La Spagna pronta a boicottare i mondiali di calcio 2026 se ci sarà Israele
Il portavoce del gruppo socialista al Congresso, Patxi López, ha dichiarato che la Spagna campione d’Europa in carica potrebbe valutare la possibilità di non prendere parte al Mondiale di calcio del 2026 qualora Israele dovesse qualificarsi. Un’ipotesi che arriva a pochi giorni dall’annuncio dell’emittente televisiva RTVE, che ha comunicato che la Spagna si ritirerà dall’Eurovision 2026 se nel concorso sarà ammessa la partecipazione israeliana.
«In questo momento Israele sta invadendo via terra la Striscia di Gaza e questo richiede una reazione», ha detto López incontrando i giornalisti. «La stragrande maggioranza della società spagnola non sopporta e non tollera che le immagini che vediamo ogni giorno in tutti i telegiornali passino sotto il nostro silenzio complice. Vedere neonati e bambini assassinati, persone colpite mentre cercano cibo perché vengono fatte morire di fame, città rase al suolo perché qualche ricco del mondo vuole costruirci un resort, o vedere un’intera popolazione sterminata, non è né diritto alla difesa né lotta contro una banda terrorista come Hamas: è un genocidio».
Secondo il deputato socialista, la mobilitazione della società civile in Spagna, visibile anche nelle recenti proteste durante la Vuelta (la corsa ciclistica a tappe), dimostra che «l’immensa maggioranza della società scende in strada a protestare contro il genocidio. Lo fa soprattutto quando una squadra israeliana, finanziata da qualcuno che sostiene direttamente Netanyahu e la sua strage, percorre le nostre strade. Questo si chiama dignità di un popolo che non vuole essere complice».

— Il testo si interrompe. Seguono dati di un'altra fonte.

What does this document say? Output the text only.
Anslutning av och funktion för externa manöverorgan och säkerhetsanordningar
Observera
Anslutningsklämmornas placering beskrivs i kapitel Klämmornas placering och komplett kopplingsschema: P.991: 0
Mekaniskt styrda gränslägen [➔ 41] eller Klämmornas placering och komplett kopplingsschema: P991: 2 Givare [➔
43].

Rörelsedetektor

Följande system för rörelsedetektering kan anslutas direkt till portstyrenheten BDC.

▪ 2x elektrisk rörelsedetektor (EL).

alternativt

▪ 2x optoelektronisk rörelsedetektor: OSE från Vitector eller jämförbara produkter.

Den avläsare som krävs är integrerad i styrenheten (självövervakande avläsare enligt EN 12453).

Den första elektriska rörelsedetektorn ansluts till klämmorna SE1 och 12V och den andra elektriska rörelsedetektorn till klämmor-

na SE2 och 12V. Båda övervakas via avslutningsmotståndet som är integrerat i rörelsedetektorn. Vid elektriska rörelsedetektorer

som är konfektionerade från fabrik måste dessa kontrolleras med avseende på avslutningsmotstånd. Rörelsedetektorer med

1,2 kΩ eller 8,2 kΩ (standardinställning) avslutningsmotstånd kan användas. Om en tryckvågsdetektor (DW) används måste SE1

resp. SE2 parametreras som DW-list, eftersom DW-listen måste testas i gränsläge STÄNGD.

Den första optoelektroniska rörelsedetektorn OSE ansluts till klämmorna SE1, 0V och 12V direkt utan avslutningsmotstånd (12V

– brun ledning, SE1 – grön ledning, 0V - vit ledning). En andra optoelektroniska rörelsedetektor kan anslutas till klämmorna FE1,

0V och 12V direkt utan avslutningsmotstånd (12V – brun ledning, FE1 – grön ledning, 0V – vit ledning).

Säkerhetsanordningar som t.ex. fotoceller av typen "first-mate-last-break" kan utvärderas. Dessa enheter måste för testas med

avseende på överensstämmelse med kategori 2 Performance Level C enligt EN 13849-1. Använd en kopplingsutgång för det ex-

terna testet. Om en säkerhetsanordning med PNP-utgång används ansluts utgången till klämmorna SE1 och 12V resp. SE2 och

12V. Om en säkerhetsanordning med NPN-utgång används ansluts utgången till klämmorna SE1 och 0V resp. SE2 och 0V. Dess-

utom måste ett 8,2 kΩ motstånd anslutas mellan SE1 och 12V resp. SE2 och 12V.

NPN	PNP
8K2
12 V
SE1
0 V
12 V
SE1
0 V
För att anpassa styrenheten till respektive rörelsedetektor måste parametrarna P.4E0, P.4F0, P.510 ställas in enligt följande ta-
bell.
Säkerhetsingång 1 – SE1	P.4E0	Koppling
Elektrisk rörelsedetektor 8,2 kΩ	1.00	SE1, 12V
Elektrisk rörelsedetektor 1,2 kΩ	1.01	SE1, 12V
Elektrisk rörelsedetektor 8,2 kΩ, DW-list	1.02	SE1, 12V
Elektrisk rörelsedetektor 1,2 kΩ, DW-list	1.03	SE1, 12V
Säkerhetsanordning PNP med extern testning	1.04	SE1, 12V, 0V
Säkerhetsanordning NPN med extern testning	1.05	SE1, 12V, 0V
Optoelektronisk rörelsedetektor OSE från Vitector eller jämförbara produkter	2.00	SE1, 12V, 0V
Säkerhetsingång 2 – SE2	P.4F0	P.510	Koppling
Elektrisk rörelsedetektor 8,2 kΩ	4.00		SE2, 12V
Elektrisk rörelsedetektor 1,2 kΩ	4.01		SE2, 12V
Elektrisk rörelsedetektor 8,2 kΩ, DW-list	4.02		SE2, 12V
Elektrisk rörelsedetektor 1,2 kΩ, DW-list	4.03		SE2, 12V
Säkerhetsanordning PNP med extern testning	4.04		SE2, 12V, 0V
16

López ha quindi richiamato la necessità che anche lo sport si faccia carico di questa posizione. «La società israeliana deve reagire e capire cosa pensiamo, nel resto del mondo, di ciò che sta facendo il suo governo. (…) Vogliamo che, se le squadre israeliane non possono partecipare agli eventi sportivi o all’Eurovision, qualcuno cominci ad aprire gli occhi. I nostri, intanto, sono aperti e non tollerano ciò che vedono: per questo non possiamo e non resteremo in silenzio».
Il portavoce socialista ha inoltre ricordato «le decine di sportivi palestinesi assassinati in questo conflitto», criticando chi si oppone all’esclusione di Israele dagli eventi internazionali: «Si scandalizzano perché si impedisce un evento sportivo, ma non hanno mai detto nulla delle decine di sportivi palestinesi assassinati. Mai, nulla. Allora, era davvero per lo sport o per i soldi che muove questo sport?».
Per López la coerenza richiede che Israele sia escluso dalle competizioni, così come già avvenuto per la Russia. «Perché con la Russia sì e con Israele no? Dov’è la differenza?», ha chiesto, annunciando l’intenzione di sollecitare gli organismi sportivi competenti a imporre un veto. In caso contrario, la Spagna potrebbe considerare il ritiro dalle competizioni in cui fosse prevista la partecipazione israeliana, compreso il Mondiale 2026 in programma negli Stati Uniti, in Messico e in Canada. «È quello che stiamo facendo in questo momento, poi lo valuteremo», ha concluso.